9/25/2007

I'm in love with his brain.

I'm in the throes of a pretty intense mind-crush on Prof. H. Samy Alim at UCLA who writes about, among other things, linguistic profiling, race and racism, education, systems of power, and (of course, right Didi?) Black Language and Hip-Hop Culture.

Seriously, he's so cool. I'm channeling Brian Johnson of John Hughes' The Breakfast Club in the scene where Bender's sitting on the railing in the library, methodically tearing pages out of a book. Andy accuses him, "That's real intelligent," and then Bender mockingly whines, "You're right. It's wrong to destroy literature. It's so fun to read. And... MO-LAY really pumps my nads." Claire corrects him, "It's Moliere." And that's where Brian's line comes in, and incidentally, where I end my gratuitous Breakfast Club quoting and get back to my original point, "I love his work."

Seriously. A favorite point of mine from his article "Hearing What's Not Said and Missing What Is: Black Language in White Public Space"? At the risk of over-simplifying his argument, I'd probably pull this series of poignant questions:

Why is it that, despite ample evidence from sociolinguistic studies and theory that different speech communities possess different, yet theoretically equivalent, linguistic rules and rules of language use, [Black Language] and linguistic practices continue to be denigrated and underappreciated by Whites, particularly in educational institutions? What is at the root of this denigration and misinterpretation? How is that ideology and practice of linguistic supremacy -- the unsubstantiated notion that White linguistic norms are inherently superior to the linguistic norms of other communities, and the practice of mapping White norms into 'the language of school,' 'the language of economic mobility,' and 'the language of success' -- persists, even within the subjugated group? What is the role of communicative misunderstanding in maintaining and perpetuating tensions between communities? How do we understand communicative differences not as the source of tensions but as a means of perpetuating and reinforcing those tensions? how do we move beyond searching for communicative mismatches to explain intercultural tensions and conflicts that already exist due to the larger and systematic social, political, and economic subjugation of a group? Or worse yet... will greater knowledge of communicative differences be used for or against justice?
And in close second:

'What are you saying, Alim -- are you proposing that teachers should not teach 'standard English''? Here's what I'm proposing. First and foremost, we must begin with an understanding that there is nothing standard about 'standard English.' Standard simply means that this is the language variety that those in authority have constructed as the variety needed to gain access to resources. What we have, then, for a 'standard' in the US is nothing short of the imposition of White linguistic norms and ways of speaking in the service of granting access to resources to Whites and denying those same resources to as many others as possible, including poor Whites (linguistic supremacy goes for varieties of a language as well as languages other than the dominating language, whatever that may be).

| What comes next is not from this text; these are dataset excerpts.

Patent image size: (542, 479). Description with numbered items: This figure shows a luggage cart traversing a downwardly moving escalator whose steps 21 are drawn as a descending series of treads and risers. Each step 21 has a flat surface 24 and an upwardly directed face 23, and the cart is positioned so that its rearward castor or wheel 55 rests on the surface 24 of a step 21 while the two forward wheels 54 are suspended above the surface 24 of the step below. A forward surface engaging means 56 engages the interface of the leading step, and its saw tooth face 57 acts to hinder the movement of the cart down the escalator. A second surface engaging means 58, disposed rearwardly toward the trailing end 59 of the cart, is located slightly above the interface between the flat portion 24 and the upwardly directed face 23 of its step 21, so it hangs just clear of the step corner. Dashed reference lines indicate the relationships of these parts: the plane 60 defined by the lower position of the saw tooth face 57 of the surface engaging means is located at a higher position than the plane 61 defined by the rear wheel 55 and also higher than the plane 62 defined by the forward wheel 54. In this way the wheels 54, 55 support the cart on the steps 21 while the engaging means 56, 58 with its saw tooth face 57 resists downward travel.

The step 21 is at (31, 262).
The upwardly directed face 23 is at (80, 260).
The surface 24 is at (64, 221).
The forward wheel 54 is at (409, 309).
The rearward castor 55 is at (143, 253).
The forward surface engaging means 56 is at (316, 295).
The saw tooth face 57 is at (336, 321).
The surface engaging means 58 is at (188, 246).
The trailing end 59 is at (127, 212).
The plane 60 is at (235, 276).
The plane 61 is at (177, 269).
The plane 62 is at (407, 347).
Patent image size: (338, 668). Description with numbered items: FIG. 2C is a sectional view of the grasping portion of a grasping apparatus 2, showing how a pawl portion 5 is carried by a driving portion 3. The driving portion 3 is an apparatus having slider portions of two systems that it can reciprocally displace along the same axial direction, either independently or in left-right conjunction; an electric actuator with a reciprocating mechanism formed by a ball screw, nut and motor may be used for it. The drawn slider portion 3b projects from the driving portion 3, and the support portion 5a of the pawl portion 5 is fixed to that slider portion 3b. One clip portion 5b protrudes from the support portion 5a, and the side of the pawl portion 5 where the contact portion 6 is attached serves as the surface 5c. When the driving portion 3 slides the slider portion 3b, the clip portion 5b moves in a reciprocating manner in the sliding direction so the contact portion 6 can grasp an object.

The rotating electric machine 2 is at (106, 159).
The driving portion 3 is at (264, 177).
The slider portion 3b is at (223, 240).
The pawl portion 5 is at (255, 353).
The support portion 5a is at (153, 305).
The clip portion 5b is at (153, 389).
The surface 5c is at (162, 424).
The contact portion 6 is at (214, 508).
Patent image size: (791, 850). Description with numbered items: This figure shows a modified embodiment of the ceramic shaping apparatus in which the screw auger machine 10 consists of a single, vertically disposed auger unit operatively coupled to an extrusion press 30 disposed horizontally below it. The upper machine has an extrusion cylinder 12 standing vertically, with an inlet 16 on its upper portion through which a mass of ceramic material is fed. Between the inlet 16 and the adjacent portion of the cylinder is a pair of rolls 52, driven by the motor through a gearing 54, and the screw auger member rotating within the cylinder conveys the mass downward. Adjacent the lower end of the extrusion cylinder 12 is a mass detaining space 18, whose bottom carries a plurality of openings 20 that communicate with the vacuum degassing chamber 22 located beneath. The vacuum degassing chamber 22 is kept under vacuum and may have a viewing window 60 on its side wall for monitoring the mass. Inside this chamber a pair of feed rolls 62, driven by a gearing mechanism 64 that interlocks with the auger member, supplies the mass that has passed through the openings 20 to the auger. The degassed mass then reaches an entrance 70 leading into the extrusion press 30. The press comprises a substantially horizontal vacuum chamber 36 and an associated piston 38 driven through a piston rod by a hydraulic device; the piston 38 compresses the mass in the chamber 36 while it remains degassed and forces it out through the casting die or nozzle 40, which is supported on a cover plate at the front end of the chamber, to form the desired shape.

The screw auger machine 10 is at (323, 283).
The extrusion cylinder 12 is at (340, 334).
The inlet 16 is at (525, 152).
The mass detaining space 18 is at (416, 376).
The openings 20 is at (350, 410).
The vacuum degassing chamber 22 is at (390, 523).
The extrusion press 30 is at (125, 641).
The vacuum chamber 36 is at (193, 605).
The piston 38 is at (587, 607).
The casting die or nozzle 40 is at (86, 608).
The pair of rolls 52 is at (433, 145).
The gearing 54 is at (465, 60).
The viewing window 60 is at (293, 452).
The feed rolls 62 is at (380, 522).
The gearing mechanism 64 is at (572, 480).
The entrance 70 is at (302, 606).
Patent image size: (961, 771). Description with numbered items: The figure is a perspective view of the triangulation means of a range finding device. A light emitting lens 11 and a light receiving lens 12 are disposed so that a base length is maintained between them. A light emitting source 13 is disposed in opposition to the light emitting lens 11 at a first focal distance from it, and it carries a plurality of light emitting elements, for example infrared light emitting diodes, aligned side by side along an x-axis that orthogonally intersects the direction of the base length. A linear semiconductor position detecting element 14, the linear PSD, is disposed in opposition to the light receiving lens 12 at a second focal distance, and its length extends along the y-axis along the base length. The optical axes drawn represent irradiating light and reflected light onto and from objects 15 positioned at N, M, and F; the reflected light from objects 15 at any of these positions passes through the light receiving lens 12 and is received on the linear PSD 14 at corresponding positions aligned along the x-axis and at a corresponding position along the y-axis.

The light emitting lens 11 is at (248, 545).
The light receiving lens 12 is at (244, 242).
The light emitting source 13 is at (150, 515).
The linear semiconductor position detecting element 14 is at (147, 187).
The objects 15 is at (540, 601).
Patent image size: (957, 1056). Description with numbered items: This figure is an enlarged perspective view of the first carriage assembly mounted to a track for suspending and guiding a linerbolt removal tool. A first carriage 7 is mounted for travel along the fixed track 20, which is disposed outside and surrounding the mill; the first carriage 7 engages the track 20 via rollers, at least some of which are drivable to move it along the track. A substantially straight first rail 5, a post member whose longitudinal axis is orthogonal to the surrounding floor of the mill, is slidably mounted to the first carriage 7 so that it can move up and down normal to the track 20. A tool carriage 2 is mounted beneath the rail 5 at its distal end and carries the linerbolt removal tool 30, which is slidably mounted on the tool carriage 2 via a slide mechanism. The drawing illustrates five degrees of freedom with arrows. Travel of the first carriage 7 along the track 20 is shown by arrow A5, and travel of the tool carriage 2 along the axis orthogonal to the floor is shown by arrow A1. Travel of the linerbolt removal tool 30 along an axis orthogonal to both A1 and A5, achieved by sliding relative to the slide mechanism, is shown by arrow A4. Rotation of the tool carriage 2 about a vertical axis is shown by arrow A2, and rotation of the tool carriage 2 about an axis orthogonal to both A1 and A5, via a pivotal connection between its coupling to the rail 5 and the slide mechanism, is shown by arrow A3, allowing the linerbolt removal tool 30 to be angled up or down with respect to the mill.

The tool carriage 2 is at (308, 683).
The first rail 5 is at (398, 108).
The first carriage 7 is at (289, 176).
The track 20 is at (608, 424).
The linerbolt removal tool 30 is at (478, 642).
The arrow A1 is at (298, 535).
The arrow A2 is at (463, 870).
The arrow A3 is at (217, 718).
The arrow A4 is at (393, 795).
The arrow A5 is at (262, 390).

If I was in the habit of using emoticons, which I'm not, I'd probably use something with a kissy-face, or that's blushing, or sighing.

Also: Um, today's NatGeo Photo of the Day? Very cool.

1 comment:

Anonymous said...

I've always been mildly fascinated with sociolinguistics, particularly with 'dialects' of English and uses of African American Vernacular English and other forms of English commonly spoken by black people in the U.S (dishearteningly referred to as 'ebonics' 'round these parts - ugh). The idea of the dialect being derogated even within the subjugated group rang a bell with me -- going to a historically black college, I hear people consistently 'correcting' students' AAVE to 'standard' English and posing disdain towards AAVE, as if the dialect single-handedly causes the oppression of black people or something :)

We talked about this, briefly, in the context of standardized tests in social psych (particularly the GRE). On one of those damn antonym questions, I got the word donnybrook. I didn't know what the hell a donnybrook was. I find out later that it's a brawl, and it comes from the name of an Irish town that was well known for it's brawls. Is this really a measure of intelligence, this kind of 'evolved colloquialism'?

Maybe I was just extremely bitter about donnybrooks, though. Enough to start one.